BANDUNG, SENIN--Komputerisasi aksara atau huruf Sunda akan menjadi langkah maju penyelamatan naskah-naskah Sunda Kuno yang selama ini dikuatirkan hancur termakan umur atau hilang sebelum berhasil diterjemahkan. "Huruf Sunda saat ini menjadi salah satu dari empat huruf di Nusantara yang sudah resmi masuk standard Unicode 5.1., tiga lainnya huruf Bali, Bugis dan Rejang," kata Dadan Sutisna dari Paguyuban Panglawungan Sunda di sela-sela Seminar "Standarisasi Aksara Sunda untuk Unicode" di Kampus Universitas Padjadjaran (Unpad), Bandung, Senin.
Unicode adalah lembaga independen yang berusaha memecahkan persoalan huruf di komputer yang didirikan oleh perusahaan software dunia. Aksara yang memenuhi standar Unicode bisa dengan mudah digunakan dalam komputer karena Unicode tidak memisah-pisahkan bahasa dan bentuk huruf.

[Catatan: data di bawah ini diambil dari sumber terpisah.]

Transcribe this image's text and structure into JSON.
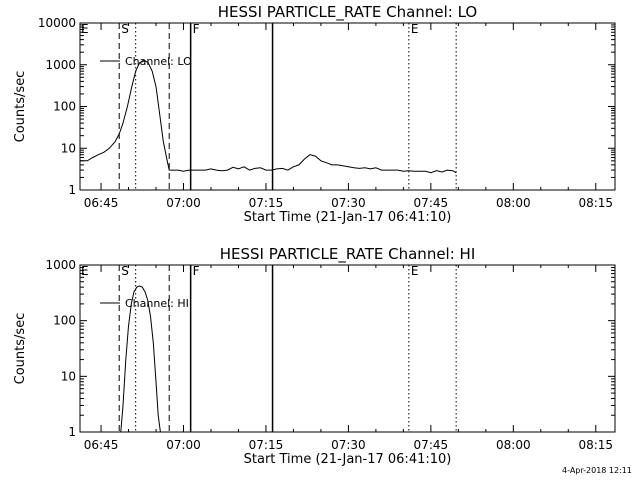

Ia menyebutkan, bentuk huruf sunda yang telah didaftarkan ke Unicode sebanyak 55 bentuk yang terdiri dari "aksara swara" (vokal mandiri), "aksara ngalagena" (konsonan), angka dan "rarangken". "Slot yang disediakan oleh Unicode sebanyak 64 karakter, artinya pengkode-an huruf Sunda lebih sederhana bila dibandingkan dengan huruf Bali yang mencapai 121 karakter," kata Dadan.
Wacana komputerisasi huruf Sunda itu telah muncul sejak tahun 2002. Dalam pertemuan Pusat Studi Sunda (PPS), Almarhum Prof. Dr. Edi S Ekadjati, menyatakan perlunya aplikasi komputer yang bisa membaca naskah-naskah Sunda Kuno terutama yang menggunakan naskah Sunda Kuno.

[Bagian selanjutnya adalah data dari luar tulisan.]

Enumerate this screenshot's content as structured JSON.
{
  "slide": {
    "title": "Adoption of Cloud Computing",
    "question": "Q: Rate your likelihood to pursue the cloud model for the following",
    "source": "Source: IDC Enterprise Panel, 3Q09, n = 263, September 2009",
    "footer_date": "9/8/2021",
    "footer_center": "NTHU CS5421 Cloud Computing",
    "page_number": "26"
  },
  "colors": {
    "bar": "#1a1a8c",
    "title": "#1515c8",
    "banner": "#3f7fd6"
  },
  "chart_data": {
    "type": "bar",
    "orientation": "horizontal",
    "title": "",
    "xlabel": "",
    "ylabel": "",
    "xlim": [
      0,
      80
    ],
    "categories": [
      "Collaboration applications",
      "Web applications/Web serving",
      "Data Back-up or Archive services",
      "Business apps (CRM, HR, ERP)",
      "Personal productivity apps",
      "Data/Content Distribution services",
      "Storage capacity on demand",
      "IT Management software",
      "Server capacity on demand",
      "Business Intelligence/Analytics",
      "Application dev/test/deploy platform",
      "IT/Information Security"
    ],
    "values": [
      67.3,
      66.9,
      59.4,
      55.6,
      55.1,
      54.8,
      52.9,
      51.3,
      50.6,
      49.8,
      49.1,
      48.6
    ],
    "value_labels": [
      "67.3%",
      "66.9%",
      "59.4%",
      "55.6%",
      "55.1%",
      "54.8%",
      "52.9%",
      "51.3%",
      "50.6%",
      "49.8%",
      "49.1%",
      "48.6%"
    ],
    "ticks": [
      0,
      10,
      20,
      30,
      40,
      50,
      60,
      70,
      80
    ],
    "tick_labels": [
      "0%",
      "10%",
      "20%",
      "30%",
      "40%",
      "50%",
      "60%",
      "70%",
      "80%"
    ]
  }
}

Hal itu, kata Dadan, dikemukakan menyusul hingga saat ini masih ada ratusan naskah Sunda yang belum tergali isinya. "Tidak banyak yang ahli terhadap naskah Sunda, kalau dihitung tidak akan lebih dari 10 orang," katanya.
Ia menyebutkan, dua ahli naskah Sunda, Edi S Ekadjati dan Prof. Dr. Ayatrohaedi meninggal dunia, kini tinggal dua orang lagi yang ahli naskah Sunda Kuno yakni Drs. Undang A Darsa M. Hum dan Dra. Tien Wartini M.Hum. Menurut Dadan, era digital saat ini bisa dimanfaatkan untuk melestarikan peninggalan luhur itu. "Dua tahun lalu Pusat Studi Sunda telah merancang proyek inventarisasi, dokumentasi, transliterisasi dan menerjemahkan 2.500 naskah yang ditulis di daun lontar, namun hingga kini belum terrealisasikan karena keterbatasan dana," katanya.
Bertahap
Untuk menghidupkan kembali huruf Sunda bukan hal gampang karena sudah terdesak huruf lainnya seperti Aksara Cacarakan, Pegon dan Latin. "Malah pada abad ke-19, warga Sunda tidak tahu bahwa mereka punya aksara atau huruf sendiri buatan leluhurnya," kata Dadan.
Sementara itu Pakar Bahasa Sunda dari Universitas Padjadjaran Bandung, Undang Ahmad Darsa menyebutkan, berdasarkan sejarah, Tatar (kawasan) Sunda terdapat tujuh bentuk/jenis huruf yakni Pallawa, Pranagari, Sunda Kuno, Jawa (Carakan), Arab (Pegon), Cacarakan dan Latin. "Rata-rata huruf itu dipakai 2-3 abad, tergantung periode pemeritahan, sosial dan budaya waktu itu," kata Undang Darsa.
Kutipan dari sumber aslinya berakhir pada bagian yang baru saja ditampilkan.